The Aldrich-Vreeland Act of 1908, passed in the wake of the Panic of
1907, set up a National Monetary Commission (NMC), to recommend banking reform.
a.
Aldrich, who headed the NMC, drew up a bill in 1910 after a secret
meeting with NY bankers Paul Warburg, Frank Vanderlip, and Henry Davison, along
with Harvard economist A. Piatt Andrew.
b.
It proposed a National Reserve Association consisting of 15 regional
branches, capitalized by subscribing banks, and controlled by a national
directorate.
c.
Its directors would be given the power to set the discount rate, issue
currency, and control open-market operations.
d.
A governor, appointed by the President, was to oversee the entire
operation.
3.
However, agrarians -- congenitally suspicious of monopoly – objected to
the centralized, private character of the proposal.
a.
Above all, they wanted public control.
b.
House Democrats worked out an alternate proposal under the leadership of
Congressman Carter Glass of Virginia, who worked closely with Wilson.
i. William McAdoo, Secretary of the Treasury, proposed a rather radical
bill, a Federal Bank issuing US currency, backed by the taxing authority of the
government.
ii. The agrarian Bryan wing of the party exercised considerable influence as
well.
c.
Frank Vanderlip worked with the Banking Committee in an effort to revise
what he held to be the most objectionable parts of the Glass bill.

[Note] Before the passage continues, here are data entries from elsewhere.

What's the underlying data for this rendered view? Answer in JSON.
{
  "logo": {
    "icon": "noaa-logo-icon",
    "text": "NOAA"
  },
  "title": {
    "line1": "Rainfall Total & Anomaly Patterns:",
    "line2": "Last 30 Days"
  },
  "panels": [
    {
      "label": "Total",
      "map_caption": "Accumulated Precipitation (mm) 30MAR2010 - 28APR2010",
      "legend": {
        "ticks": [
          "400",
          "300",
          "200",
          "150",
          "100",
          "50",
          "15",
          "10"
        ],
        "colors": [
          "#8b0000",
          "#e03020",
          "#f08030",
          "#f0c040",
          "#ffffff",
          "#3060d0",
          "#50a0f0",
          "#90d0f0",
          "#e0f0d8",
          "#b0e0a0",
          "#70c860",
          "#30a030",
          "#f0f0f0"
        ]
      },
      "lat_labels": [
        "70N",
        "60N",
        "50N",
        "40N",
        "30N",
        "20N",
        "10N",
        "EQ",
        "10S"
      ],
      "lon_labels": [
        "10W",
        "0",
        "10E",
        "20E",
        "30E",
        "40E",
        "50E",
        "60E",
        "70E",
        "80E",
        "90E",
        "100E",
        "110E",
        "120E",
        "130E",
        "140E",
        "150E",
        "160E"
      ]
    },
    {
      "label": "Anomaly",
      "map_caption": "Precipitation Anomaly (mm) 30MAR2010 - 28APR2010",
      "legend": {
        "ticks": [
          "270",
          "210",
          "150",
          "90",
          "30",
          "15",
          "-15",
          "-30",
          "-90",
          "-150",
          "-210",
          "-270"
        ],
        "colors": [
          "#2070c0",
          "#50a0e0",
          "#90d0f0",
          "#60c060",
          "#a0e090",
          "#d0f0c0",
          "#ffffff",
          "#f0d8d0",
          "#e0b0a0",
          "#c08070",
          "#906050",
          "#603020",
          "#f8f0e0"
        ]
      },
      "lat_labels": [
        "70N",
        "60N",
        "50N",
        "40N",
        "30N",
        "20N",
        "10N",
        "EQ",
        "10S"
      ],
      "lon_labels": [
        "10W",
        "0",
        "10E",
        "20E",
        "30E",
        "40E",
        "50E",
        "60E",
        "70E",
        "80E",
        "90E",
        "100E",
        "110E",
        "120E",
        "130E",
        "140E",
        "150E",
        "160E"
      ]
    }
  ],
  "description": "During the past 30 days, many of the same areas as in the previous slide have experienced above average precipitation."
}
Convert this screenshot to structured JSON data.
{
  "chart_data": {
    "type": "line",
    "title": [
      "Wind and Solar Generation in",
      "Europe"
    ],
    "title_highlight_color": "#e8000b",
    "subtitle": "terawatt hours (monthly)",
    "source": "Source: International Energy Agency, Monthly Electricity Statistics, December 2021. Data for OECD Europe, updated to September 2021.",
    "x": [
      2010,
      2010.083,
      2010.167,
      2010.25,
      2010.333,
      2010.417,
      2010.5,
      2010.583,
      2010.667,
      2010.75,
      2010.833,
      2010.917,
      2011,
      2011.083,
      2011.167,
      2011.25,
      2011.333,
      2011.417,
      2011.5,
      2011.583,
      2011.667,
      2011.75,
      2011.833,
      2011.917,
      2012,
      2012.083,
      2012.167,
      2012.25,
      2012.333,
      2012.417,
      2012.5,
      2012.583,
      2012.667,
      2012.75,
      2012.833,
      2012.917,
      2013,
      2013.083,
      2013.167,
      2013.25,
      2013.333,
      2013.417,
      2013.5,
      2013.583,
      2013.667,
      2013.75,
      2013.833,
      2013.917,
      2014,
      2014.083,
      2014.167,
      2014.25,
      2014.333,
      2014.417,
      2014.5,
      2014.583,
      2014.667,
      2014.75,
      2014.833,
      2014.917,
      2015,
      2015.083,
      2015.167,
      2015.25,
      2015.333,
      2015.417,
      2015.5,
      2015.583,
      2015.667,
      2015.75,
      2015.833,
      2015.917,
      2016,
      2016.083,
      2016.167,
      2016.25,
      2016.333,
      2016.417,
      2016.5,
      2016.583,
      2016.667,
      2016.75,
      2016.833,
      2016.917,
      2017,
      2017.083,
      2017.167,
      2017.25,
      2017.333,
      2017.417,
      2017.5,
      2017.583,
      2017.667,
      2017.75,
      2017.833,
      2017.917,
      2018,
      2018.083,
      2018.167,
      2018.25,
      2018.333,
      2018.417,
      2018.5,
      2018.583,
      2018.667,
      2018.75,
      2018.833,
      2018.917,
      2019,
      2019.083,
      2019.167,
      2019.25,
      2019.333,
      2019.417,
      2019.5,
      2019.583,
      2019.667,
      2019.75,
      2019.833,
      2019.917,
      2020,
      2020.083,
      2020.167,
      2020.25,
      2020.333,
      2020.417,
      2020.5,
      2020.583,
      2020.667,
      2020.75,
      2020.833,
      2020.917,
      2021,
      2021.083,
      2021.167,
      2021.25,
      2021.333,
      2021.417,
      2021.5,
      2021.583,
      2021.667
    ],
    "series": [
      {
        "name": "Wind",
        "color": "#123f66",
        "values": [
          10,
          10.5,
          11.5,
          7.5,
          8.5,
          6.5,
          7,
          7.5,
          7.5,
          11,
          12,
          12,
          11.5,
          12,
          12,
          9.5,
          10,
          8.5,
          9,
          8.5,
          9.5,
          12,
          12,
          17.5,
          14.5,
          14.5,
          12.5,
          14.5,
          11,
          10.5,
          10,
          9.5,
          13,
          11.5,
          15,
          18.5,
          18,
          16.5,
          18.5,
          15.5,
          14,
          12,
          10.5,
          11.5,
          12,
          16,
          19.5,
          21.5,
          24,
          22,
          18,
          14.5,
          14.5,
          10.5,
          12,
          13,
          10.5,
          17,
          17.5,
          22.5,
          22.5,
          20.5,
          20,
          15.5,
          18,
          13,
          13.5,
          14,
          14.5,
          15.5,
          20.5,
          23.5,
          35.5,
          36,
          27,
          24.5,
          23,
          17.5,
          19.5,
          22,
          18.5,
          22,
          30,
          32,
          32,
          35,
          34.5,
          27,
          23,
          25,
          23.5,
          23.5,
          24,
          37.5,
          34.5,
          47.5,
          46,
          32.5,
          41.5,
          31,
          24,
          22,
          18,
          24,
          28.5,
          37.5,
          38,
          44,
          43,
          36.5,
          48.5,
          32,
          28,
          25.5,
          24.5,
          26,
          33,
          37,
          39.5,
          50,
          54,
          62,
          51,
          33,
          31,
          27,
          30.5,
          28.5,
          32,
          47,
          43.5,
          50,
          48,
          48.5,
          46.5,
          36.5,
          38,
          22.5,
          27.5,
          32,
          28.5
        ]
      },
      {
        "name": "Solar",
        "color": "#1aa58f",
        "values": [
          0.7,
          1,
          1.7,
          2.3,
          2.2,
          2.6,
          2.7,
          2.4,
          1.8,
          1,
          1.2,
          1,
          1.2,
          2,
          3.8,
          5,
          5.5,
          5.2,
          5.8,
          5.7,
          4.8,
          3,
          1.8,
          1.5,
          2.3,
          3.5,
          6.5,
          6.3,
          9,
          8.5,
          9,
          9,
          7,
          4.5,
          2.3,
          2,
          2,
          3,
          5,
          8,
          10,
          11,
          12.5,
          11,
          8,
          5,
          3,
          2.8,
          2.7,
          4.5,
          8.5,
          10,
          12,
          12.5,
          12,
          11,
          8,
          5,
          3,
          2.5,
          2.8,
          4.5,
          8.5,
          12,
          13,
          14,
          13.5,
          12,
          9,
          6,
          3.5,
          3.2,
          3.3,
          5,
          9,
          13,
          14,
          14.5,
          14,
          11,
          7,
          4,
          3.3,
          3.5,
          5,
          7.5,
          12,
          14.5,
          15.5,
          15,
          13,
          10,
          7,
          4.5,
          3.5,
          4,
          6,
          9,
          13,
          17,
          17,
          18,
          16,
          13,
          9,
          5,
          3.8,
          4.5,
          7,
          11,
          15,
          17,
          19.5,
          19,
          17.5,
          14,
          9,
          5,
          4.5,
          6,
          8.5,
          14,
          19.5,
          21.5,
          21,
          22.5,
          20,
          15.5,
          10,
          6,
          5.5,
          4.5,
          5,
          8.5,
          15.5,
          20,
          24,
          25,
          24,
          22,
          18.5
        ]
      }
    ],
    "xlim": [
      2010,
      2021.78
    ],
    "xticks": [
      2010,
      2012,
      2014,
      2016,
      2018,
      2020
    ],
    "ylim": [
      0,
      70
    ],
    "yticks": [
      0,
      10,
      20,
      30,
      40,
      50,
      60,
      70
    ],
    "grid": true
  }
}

i. He proposed to centralize banking decisions to greater degree, but
accepted that the reserve bank would not be privately held (as the bankers
wanted).
ii. He increased the gold reserve requirement from 33.3 to 50%, and made the
currency redeemable only in gold, in – an effort to limit money creation (and
thus inflation).
iii. He raised the dividends of the bank’s stockholders from 5 to 6%.
4.
After extended negotiations, first within the Senate, then between the
Senate and House, the Federal Reserve Act passed in the House 298-60 and the
Senate 42-25.
a.
Key to formulation and passage of the legislation was agrarian support –
with core Democratic support – for a public institution that issued paper money
and facilitated the expansion of the money supply.
b.
The northeastern core got a centralized bank, one with some restraints on
the creation of money.
c.
The system set up
i. a Board of Governors
ii. up to12 regional Federal Reserve banks
iii. a
Federal Open
Market Committee (this evolved later),
iv. a bankers’ Advisory Council
v. and a membership consisting of several
thousand subscribing banks.
d.
The Fed had three instruments for adjusting the money supply:
i. altering the discount rate, which in turn influences the interest rates
charged by the banks (in turn, influencing loans);
ii. changing the reserve requirements;
iii. engaging in open-market operations – meaning the purchase and sale of
government securities to member banks.
e.
The Federal Reserve Board consisted of:
i. a comptroller,
ii. a treasury secretary,
iii. five additional geographically diverse members with ten-year terms
appointed by the President.
5.
In the end, agrarians, bankers, and state officials all got something
from the legislation
a.
Ultimately agrarians trusted government more than Eastern bankers to
govern credit and money, in part, because of their capacity to alter the
government’s policies through the ballot box.
b.
Farmers got expanded money and credit, bankers got a centralized
clearinghouse and a pooling of reserves, and government officials enjoyed
greatly expanded powers.
H. Farm Credit Legislation:
1.
The Federal Farm Loan Act of 1916 created 12 Federal Land Banks, after
the model of the Federal Reserve.
2.
The act provided up to five-year loans to farmers based on their land
and/or improvements at an interest rate no higher than 6%.
3.
It had a huge and almost immediate effect in agrarian America.